Gabby recovered, dragging her gaze away from his exposed chest, and looked back down at her patient. “Oh, um. Better. Shae gave him enough painkillers to knock out a giant. She says as long as she can fend off any potential infections that he’ll survive.”
“And the burns? Will they scar?” he asked, flexing his own slowly healing arm. The ribs were coming along nicely, barely tender really, but something about fire—especially merker fire—seemed to resist the Paladins’ innate healing capabilities.
She drew in a lungful of air, her shoulders shaking delicately as she let her breath back out. “Shae’s powers aren’t suited for burn therapy. She was able to start the healing process on the most life-threatening wounds but…” She trailed off, the misery on her face telling him all he needed to know. Poor fucker was going to look like a monster for the rest of his life.

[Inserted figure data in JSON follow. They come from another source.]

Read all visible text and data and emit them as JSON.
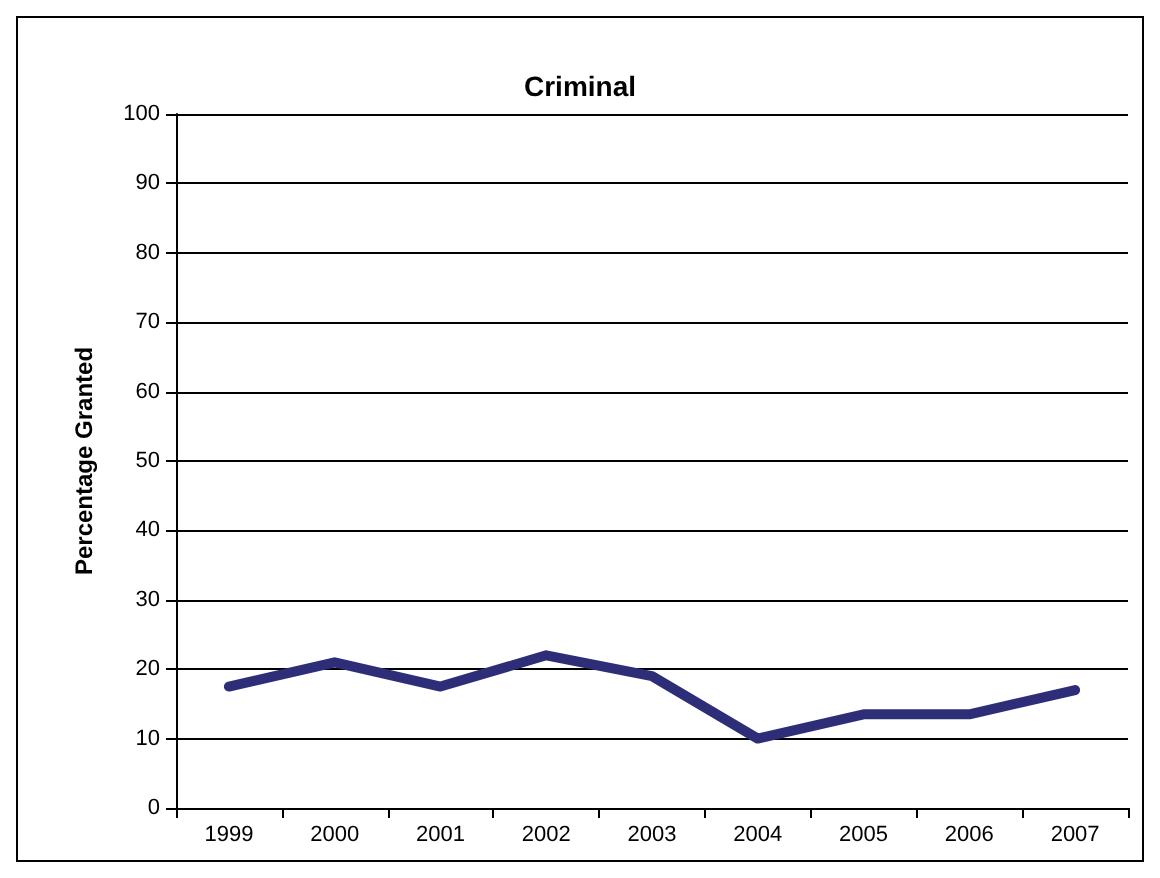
{
  "chart_data": {
    "type": "line",
    "title": "Criminal",
    "ylabel": "Percentage Granted",
    "categories": [
      "1999",
      "2000",
      "2001",
      "2002",
      "2003",
      "2004",
      "2005",
      "2006",
      "2007"
    ],
    "series": [
      {
        "color": "#2e2e78",
        "values": [
          17.5,
          21,
          17.5,
          22,
          19,
          10,
          13.5,
          13.5,
          17
        ]
      }
    ],
    "ylim": [
      0,
      100
    ],
    "yticks": [
      0,
      10,
      20,
      30,
      40,
      50,
      60,
      70,
      80,
      90,
      100
    ],
    "grid": "y",
    "marker": "none",
    "line_style": "solid"
  }
}
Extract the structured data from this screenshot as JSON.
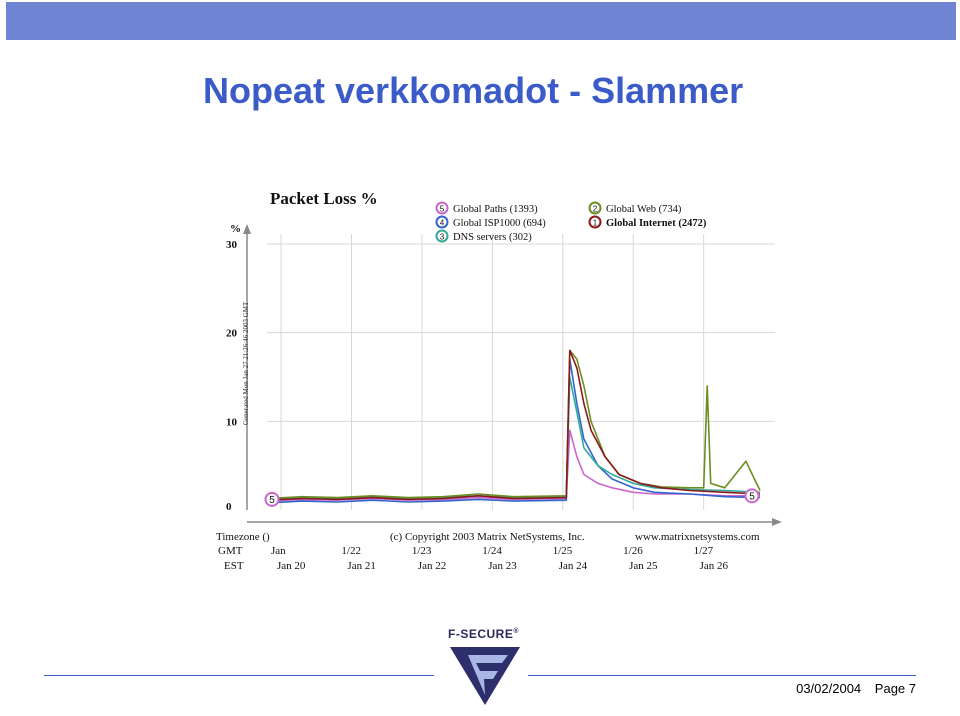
{
  "slide": {
    "title": "Nopeat verkkomadot - Slammer",
    "date": "03/02/2004",
    "page": "Page 7",
    "logo_text": "F-SECURE",
    "logo_mark": "®",
    "colors": {
      "topbar": "#6f85d4",
      "title": "#3a5bc8"
    }
  },
  "chart_data": {
    "type": "line",
    "title": "Packet Loss %",
    "ylabel": "%",
    "ylim": [
      0,
      30
    ],
    "yticks": [
      "0",
      "10",
      "20",
      "30"
    ],
    "grid": true,
    "side_note": "Generated Mon Jan 27 21:26:46 2003 GMT",
    "timezone_label": "Timezone ()",
    "copyright": "(c) Copyright 2003 Matrix NetSystems, Inc.",
    "website": "www.matrixnetsystems.com",
    "gmt_label": "GMT",
    "est_label": "EST",
    "gmt_ticks": [
      "Jan",
      "1/22",
      "1/23",
      "1/24",
      "1/25",
      "1/26",
      "1/27"
    ],
    "est_ticks": [
      "Jan 20",
      "Jan 21",
      "Jan 22",
      "Jan 23",
      "Jan 24",
      "Jan 25",
      "Jan 26"
    ],
    "x_range_days": [
      0,
      7
    ],
    "legend": [
      {
        "num": "5",
        "name": "Global Paths (1393)",
        "color": "#cc66cc"
      },
      {
        "num": "4",
        "name": "Global ISP1000 (694)",
        "color": "#3366cc"
      },
      {
        "num": "3",
        "name": "DNS servers (302)",
        "color": "#33aa99"
      },
      {
        "num": "2",
        "name": "Global Web (734)",
        "color": "#6b8e23"
      },
      {
        "num": "1",
        "name": "Global Internet (2472)",
        "color": "#8b1a1a"
      }
    ],
    "end_markers": [
      "5",
      "5"
    ],
    "series": [
      {
        "name": "Global Paths (1393)",
        "color": "#cc66cc",
        "x": [
          0,
          0.5,
          1,
          1.5,
          2,
          2.5,
          3,
          3.5,
          4.25,
          4.3,
          4.4,
          4.5,
          4.7,
          4.9,
          5.2,
          5.5,
          6,
          6.5,
          7
        ],
        "y": [
          1,
          1.2,
          1.1,
          1.3,
          1.1,
          1.2,
          1.4,
          1.2,
          1.3,
          9,
          6,
          4,
          3,
          2.5,
          2,
          1.8,
          1.8,
          1.6,
          1.6
        ]
      },
      {
        "name": "Global ISP1000 (694)",
        "color": "#3366cc",
        "x": [
          0,
          0.5,
          1,
          1.5,
          2,
          2.5,
          3,
          3.5,
          4.25,
          4.3,
          4.4,
          4.5,
          4.7,
          4.9,
          5.2,
          5.5,
          6,
          6.5,
          7
        ],
        "y": [
          0.8,
          1,
          0.9,
          1.1,
          0.9,
          1,
          1.2,
          1,
          1.1,
          17,
          12,
          8,
          5,
          3.5,
          2.5,
          2,
          1.8,
          1.5,
          1.4
        ]
      },
      {
        "name": "DNS servers (302)",
        "color": "#33aa99",
        "x": [
          0,
          0.5,
          1,
          1.5,
          2,
          2.5,
          3,
          3.5,
          4.25,
          4.3,
          4.4,
          4.5,
          4.7,
          4.9,
          5.2,
          5.5,
          6,
          6.5,
          7
        ],
        "y": [
          1.2,
          1.4,
          1.3,
          1.5,
          1.3,
          1.4,
          1.6,
          1.4,
          1.5,
          15,
          11,
          7,
          5,
          4,
          3,
          2.5,
          2.3,
          2.2,
          2
        ]
      },
      {
        "name": "Global Web (734)",
        "color": "#6b8e23",
        "x": [
          0,
          0.5,
          1,
          1.5,
          2,
          2.5,
          3,
          3.5,
          4.25,
          4.3,
          4.4,
          4.5,
          4.6,
          4.8,
          5,
          5.3,
          5.6,
          6,
          6.2,
          6.25,
          6.3,
          6.5,
          6.8,
          7
        ],
        "y": [
          1.3,
          1.5,
          1.4,
          1.6,
          1.4,
          1.5,
          1.8,
          1.5,
          1.6,
          18,
          17,
          14,
          10,
          6,
          4,
          3,
          2.6,
          2.5,
          2.5,
          14,
          3,
          2.5,
          5.5,
          2.2
        ]
      },
      {
        "name": "Global Internet (2472)",
        "color": "#8b1a1a",
        "x": [
          0,
          0.5,
          1,
          1.5,
          2,
          2.5,
          3,
          3.5,
          4.25,
          4.3,
          4.4,
          4.5,
          4.6,
          4.8,
          5,
          5.3,
          5.6,
          6,
          6.5,
          7
        ],
        "y": [
          1.1,
          1.3,
          1.2,
          1.4,
          1.2,
          1.3,
          1.6,
          1.3,
          1.4,
          18,
          16,
          12,
          9,
          6,
          4,
          3,
          2.5,
          2.2,
          2,
          1.8
        ]
      }
    ]
  }
}
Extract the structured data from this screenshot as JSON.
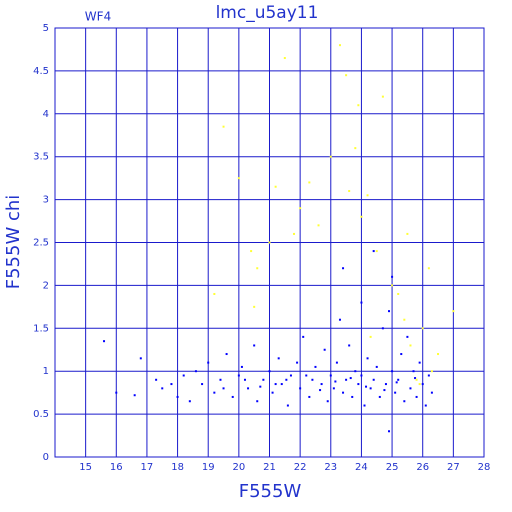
{
  "chart_data": {
    "type": "scatter",
    "title": "lmc_u5ay11",
    "annotation": "WF4",
    "x_label": "F555W",
    "y_label": "F555W chi",
    "xlim": [
      14,
      28
    ],
    "ylim": [
      0,
      5
    ],
    "xticks": [
      15,
      16,
      17,
      18,
      19,
      20,
      21,
      22,
      23,
      24,
      25,
      26,
      27,
      28
    ],
    "yticks": [
      0,
      0.5,
      1,
      1.5,
      2,
      2.5,
      3,
      3.5,
      4,
      4.5,
      5
    ],
    "grid": true,
    "series": [
      {
        "color": "#0000ff",
        "x": [
          15.6,
          16.0,
          16.6,
          16.8,
          17.3,
          17.5,
          17.8,
          18.0,
          18.2,
          18.4,
          18.6,
          18.8,
          19.0,
          19.2,
          19.4,
          19.6,
          19.8,
          20.0,
          20.1,
          20.3,
          20.5,
          20.6,
          20.8,
          21.0,
          21.1,
          21.3,
          21.4,
          21.6,
          21.7,
          21.9,
          22.0,
          22.1,
          22.3,
          22.4,
          22.5,
          22.7,
          22.8,
          22.9,
          23.0,
          23.1,
          23.2,
          23.3,
          23.4,
          23.5,
          23.6,
          23.7,
          23.8,
          23.9,
          24.0,
          24.0,
          24.1,
          24.2,
          24.3,
          24.4,
          24.4,
          24.5,
          24.6,
          24.7,
          24.8,
          24.9,
          25.0,
          25.0,
          25.1,
          25.2,
          25.3,
          25.4,
          25.5,
          25.6,
          25.7,
          25.8,
          25.9,
          26.0,
          26.1,
          26.2,
          26.3,
          19.5,
          20.2,
          21.2,
          22.2,
          23.15,
          24.15,
          25.15,
          25.75,
          24.75,
          23.65,
          22.65,
          21.55,
          20.7,
          24.9,
          23.4
        ],
        "values": [
          1.35,
          0.75,
          0.72,
          1.15,
          0.9,
          0.8,
          0.85,
          0.7,
          0.95,
          0.65,
          1.0,
          0.85,
          1.1,
          0.75,
          0.9,
          1.2,
          0.7,
          0.95,
          1.05,
          0.8,
          1.3,
          0.65,
          0.9,
          1.0,
          0.75,
          1.15,
          0.85,
          0.6,
          0.95,
          1.1,
          0.8,
          1.4,
          0.7,
          0.9,
          1.05,
          0.85,
          1.25,
          0.65,
          0.95,
          0.8,
          1.1,
          1.6,
          0.75,
          0.9,
          1.3,
          0.7,
          1.0,
          0.85,
          1.8,
          0.95,
          0.6,
          1.15,
          0.8,
          2.4,
          0.9,
          1.05,
          0.7,
          1.5,
          0.85,
          0.3,
          1.0,
          2.1,
          0.75,
          0.9,
          1.2,
          0.65,
          1.4,
          0.8,
          1.0,
          0.7,
          1.1,
          0.85,
          0.6,
          0.95,
          0.75,
          0.8,
          0.9,
          0.85,
          0.95,
          0.88,
          0.82,
          0.87,
          0.92,
          0.78,
          0.92,
          0.78,
          0.9,
          0.82,
          1.7,
          2.2
        ]
      },
      {
        "color": "#ffff33",
        "x": [
          19.5,
          20.0,
          20.4,
          20.6,
          21.0,
          21.2,
          21.5,
          21.8,
          22.0,
          22.3,
          22.6,
          23.0,
          23.3,
          23.5,
          23.6,
          23.8,
          24.0,
          24.2,
          24.5,
          24.7,
          25.0,
          25.2,
          25.4,
          25.6,
          25.8,
          26.0,
          26.2,
          26.5,
          27.0,
          19.2,
          20.5,
          23.9,
          24.3,
          25.5,
          25.9,
          26.3
        ],
        "values": [
          3.85,
          3.25,
          2.4,
          2.2,
          2.5,
          3.15,
          4.65,
          2.6,
          2.9,
          3.2,
          2.7,
          3.5,
          4.8,
          4.45,
          3.1,
          3.6,
          2.8,
          3.05,
          2.4,
          4.2,
          2.0,
          1.9,
          1.6,
          1.3,
          0.9,
          1.5,
          2.2,
          1.2,
          1.7,
          1.9,
          1.75,
          4.1,
          1.4,
          2.6,
          0.85,
          1.0
        ]
      }
    ]
  }
}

“Would he be better off in a hospital with a good burn unit?” he asked gently.
She shook her head. “He’s a power sink. If they hooked him up to anything electrical and he wasn’t alert enough to control it, he’d automatically draw. Potentially he could black out the entire area.”
“That makes things complicated, doesn’t it?”
She nodded even though his question had been rhetorical. He fidgeted in the awkward silence that followed.
Gabby let out a sharp breath. “If you’re wondering about your knife, the answer is yes, I grabbed it for you after you took off. It’s in my room, as yours doesn’t have a working lock and I figured you’d be pissed if someone came along and took the pretty magical relic hostage.”
He blinked, glad the doorframe kept him from rocking back on his heels in shock. His knife? Crap. That just went to show how messed up he’d been that he hadn’t even thought of the blade until now. Some Paladin he was. Not that he’d let on to Gabby how much their little encounter earlier had gone to fucking with his mind.